When the state revealed last week that New York City’s graduation rate ticked up to nearly 76 percent, city officials argued it was yet another piece of evidence that their education agenda is bearing fruit.
But that increase coincides with a similar uptick in the number of students taking advantage of new graduation pathways, according to a Chalkbeat analysis of city data, complicating the narrative that rising graduation rates are necessarily pure evidence of gains in student learning.
Two state policy changes made in recent years are having an outsized effect: It is now possible to graduate with a lower score on Regents exams, five tests that students must typically pass to earn a diploma. And state officials have also allowed students to substitute one of the five Regents exams with a growing number of alternative tests, an option known as 4+1. (Overall, 9.2 percent of city students used one of those two methods to graduate in 2018, with slightly more than half opting for appealing low scores.)
Neither of those changes took effect for the first time last year, but students increasingly used them to graduate in 2018. The city’s gradation rate last year rose 1.7 percentage points — and 1.2 of that can be solely accounted for by a rise in students taking advantage of these two changes in graduation requirements.
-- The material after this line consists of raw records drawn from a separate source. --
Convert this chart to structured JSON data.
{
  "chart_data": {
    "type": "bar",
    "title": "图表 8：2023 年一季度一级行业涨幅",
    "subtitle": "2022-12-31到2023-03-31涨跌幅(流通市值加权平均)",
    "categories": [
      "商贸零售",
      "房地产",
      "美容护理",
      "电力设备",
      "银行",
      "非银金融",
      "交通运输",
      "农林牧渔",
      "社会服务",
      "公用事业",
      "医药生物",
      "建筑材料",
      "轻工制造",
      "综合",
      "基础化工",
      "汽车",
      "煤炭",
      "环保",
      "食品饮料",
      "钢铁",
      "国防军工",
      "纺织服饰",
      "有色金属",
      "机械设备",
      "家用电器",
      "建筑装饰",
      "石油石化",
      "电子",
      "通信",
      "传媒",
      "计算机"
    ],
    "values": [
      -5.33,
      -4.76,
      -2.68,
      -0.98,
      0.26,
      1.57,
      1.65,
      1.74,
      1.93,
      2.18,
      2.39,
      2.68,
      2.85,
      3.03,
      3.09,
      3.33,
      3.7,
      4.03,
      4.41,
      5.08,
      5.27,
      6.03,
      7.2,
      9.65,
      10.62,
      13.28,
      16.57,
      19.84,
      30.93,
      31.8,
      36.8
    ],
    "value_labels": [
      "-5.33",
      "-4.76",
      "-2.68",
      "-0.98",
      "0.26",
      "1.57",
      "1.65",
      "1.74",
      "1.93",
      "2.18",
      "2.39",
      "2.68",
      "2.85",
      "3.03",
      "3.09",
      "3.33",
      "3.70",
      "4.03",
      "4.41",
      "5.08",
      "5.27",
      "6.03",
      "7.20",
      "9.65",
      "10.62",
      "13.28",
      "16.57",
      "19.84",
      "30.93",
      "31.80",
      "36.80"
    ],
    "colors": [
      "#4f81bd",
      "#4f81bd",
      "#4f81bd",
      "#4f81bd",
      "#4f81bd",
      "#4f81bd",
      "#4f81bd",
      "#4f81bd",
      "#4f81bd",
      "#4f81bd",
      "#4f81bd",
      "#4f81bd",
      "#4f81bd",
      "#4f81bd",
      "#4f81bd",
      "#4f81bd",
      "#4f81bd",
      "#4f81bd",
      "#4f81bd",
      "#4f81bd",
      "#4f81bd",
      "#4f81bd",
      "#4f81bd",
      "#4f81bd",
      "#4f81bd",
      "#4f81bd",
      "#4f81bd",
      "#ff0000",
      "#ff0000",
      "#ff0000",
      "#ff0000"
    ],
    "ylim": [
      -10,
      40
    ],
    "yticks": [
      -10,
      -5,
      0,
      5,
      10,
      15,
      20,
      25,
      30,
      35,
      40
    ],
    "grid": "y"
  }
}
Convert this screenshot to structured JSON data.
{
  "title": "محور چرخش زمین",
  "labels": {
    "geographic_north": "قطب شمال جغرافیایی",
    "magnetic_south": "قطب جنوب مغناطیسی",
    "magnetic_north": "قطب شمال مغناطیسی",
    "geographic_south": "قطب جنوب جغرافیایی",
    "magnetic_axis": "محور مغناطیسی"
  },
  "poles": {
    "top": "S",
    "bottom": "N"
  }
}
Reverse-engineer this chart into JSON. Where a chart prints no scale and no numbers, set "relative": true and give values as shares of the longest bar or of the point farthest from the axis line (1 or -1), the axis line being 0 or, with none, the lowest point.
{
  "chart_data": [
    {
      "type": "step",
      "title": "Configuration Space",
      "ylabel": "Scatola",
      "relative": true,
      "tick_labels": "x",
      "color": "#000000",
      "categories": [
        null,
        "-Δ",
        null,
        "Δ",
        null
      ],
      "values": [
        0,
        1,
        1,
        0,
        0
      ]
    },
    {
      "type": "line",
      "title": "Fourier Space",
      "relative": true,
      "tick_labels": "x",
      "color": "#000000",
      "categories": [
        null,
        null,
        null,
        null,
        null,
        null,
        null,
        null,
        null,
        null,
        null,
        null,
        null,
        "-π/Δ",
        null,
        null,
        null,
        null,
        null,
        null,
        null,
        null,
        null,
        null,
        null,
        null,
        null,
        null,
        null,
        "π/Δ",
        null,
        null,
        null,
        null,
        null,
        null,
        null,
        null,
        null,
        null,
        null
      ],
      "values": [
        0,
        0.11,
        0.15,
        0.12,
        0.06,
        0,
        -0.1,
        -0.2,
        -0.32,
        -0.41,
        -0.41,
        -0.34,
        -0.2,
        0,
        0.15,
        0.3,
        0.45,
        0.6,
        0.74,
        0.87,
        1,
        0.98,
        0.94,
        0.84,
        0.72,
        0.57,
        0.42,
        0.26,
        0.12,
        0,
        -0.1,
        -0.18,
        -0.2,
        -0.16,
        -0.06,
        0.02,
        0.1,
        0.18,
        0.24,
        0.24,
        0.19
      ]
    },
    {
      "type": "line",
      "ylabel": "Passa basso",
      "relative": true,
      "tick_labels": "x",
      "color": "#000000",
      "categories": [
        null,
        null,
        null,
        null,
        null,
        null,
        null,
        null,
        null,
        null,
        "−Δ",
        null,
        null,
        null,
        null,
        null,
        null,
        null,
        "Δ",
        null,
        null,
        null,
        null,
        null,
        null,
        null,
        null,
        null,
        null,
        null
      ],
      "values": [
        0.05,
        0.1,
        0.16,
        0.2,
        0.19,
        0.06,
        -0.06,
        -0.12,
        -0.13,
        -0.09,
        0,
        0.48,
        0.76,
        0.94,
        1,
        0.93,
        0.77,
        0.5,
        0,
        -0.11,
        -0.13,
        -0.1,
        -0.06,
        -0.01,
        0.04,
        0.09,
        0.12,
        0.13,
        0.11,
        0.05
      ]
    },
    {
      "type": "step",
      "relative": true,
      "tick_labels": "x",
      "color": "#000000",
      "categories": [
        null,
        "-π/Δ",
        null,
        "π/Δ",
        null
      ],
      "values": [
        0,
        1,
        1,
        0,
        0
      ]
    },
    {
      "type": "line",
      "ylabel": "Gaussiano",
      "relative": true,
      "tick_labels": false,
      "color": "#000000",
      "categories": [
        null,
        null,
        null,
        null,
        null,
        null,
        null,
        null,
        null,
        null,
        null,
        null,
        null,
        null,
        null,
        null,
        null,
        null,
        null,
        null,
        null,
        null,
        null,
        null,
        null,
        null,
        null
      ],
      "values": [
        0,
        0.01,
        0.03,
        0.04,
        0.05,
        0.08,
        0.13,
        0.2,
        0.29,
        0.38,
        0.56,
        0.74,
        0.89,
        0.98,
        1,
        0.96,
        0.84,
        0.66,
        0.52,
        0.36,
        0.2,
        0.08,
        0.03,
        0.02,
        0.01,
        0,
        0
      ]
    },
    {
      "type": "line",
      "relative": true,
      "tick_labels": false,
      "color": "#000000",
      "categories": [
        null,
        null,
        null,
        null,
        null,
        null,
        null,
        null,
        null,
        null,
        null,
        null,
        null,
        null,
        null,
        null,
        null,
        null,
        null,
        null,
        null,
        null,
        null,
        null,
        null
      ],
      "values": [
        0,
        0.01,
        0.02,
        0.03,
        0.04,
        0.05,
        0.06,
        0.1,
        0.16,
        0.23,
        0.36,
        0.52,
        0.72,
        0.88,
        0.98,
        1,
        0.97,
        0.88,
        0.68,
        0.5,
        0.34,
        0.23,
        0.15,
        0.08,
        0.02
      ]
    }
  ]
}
“Roughly two-thirds of the increase in graduation rate can be attributed to the increased use of the 4+1 or the appeal option,” said Aaron Pallas, a professor at Columbia’s Teachers College who reviewed Chalkbeat’s analysis. “It’s not clearly due to an increase in student performance.”
Still, that conclusion comes with important caveats. Some students who used the 4+1 pathway may have been able to graduate if they had taken a fifth Regents exam. Plus, officials and advocates say many of the alternative assessments that can be switched for a fifth Regents exam are just as rigorous; in New York City, about three-quarters of students who replaced a fifth exam used a math or science assessment. (But another 14 percent of students who took advantage of 4+1 used an exam that evaluates basic work-entry skills.)
During a press conference, Mayor Bill de Blasio acknowledged those new graduation pathways, but said the broader pattern of rising graduation rates over the past 15 years suggests students are learning more.
“I think it transcends the various adjustments that have been made at the state level,” de Blasio said. “It indicates something much bigger that’s happening.”
Offering students new graduation options is part of a larger effort among state officials to balance New York’s graduation requirements — among the toughest in the country — with the reality that some students won’t be able to meet them. Research has generally found that high school exit exams do not increase student achievement but that they do increase dropout rates among vulnerable student groups.
Over the past seven years, state officials have made at least 15 changes to graduation standards, including tweaks designed to benefit students with disabilities and those who are learning English.
One recent change allowed students with disabilities to graduate while passing only two Regents exams, or none at all, as long as a superintendent signs off — a move that many special education advocates saw as a win that would allow students to demonstrate their learning and earn the benefits of a diploma even if they couldn’t pass the exams. (State officials said 66 city students with disabilities graduated that way in 2018, a tiny share of graduates.)
The two most consequential shifts, however, have been the expanded use of the alternative tests to replace a fifth Regents (4.3 percent of graduates last year) and expanding the range of low Regents scores that students can appeal (now used by 4.8 percent of city grads). In 2016, officials lowered the score students could appeal and also dropped an attendance requirement.
While the new pathways are allowing more students to graduate, they also have potential downsides. If educators know that standards are lower for certain student groups, it could create incentives to push those students into less demanding classes.
“Greater use of multiple pathways and increased college and career readiness can absolutely go hand-in-hand, and we see indications of that in the data” said Ian Rosenblum, the executive director of Education Trust-New York, a group that has closely tracked changing graduation standards. “At the same time, with the new pathways comes the responsibility to ensure that historically underserved students are not being tracked into less rigorous coursework and lower graduation standards.”
Danielle Filson, a city education department spokeswoman, emphasized that rising graduation rates will help students earn “a ticket to a better life.” Though officials acknowledged that the increase comes after changing graduation standards, they argued that gains on other measures also paint a positive portrait of the school system’s performance.
“This progress is not happening in a vacuum,” Filson added, pointing to decreasing dropout rates and increasing enrollment in college. She also noted the state’s overall graduation rate would not have increased last year if the city’s students were excluded.
But graduation rates are not necessarily good proxies for other measures of student learning, including test scores. Although more city students are earning diplomas, the city’s results on a major national assessment have been flat in recent years.
Sean Corcoran, a professor at Vanderbilt University who has conducted research on New York City schools and reviewed the graduation data at Chalkbeat’s request, noted there are lots of outside factors that can exert influence on graduation rates, including the student demographics of a given graduating class. He said it is important to track longer-term outcomes to assess the full impact of the policy changes.
“There is a lot of research out there that exit exams can be an obstacle for students,” Corcoran said. But “it’s a fine line between watering down standards and providing meaningful pathways for students.”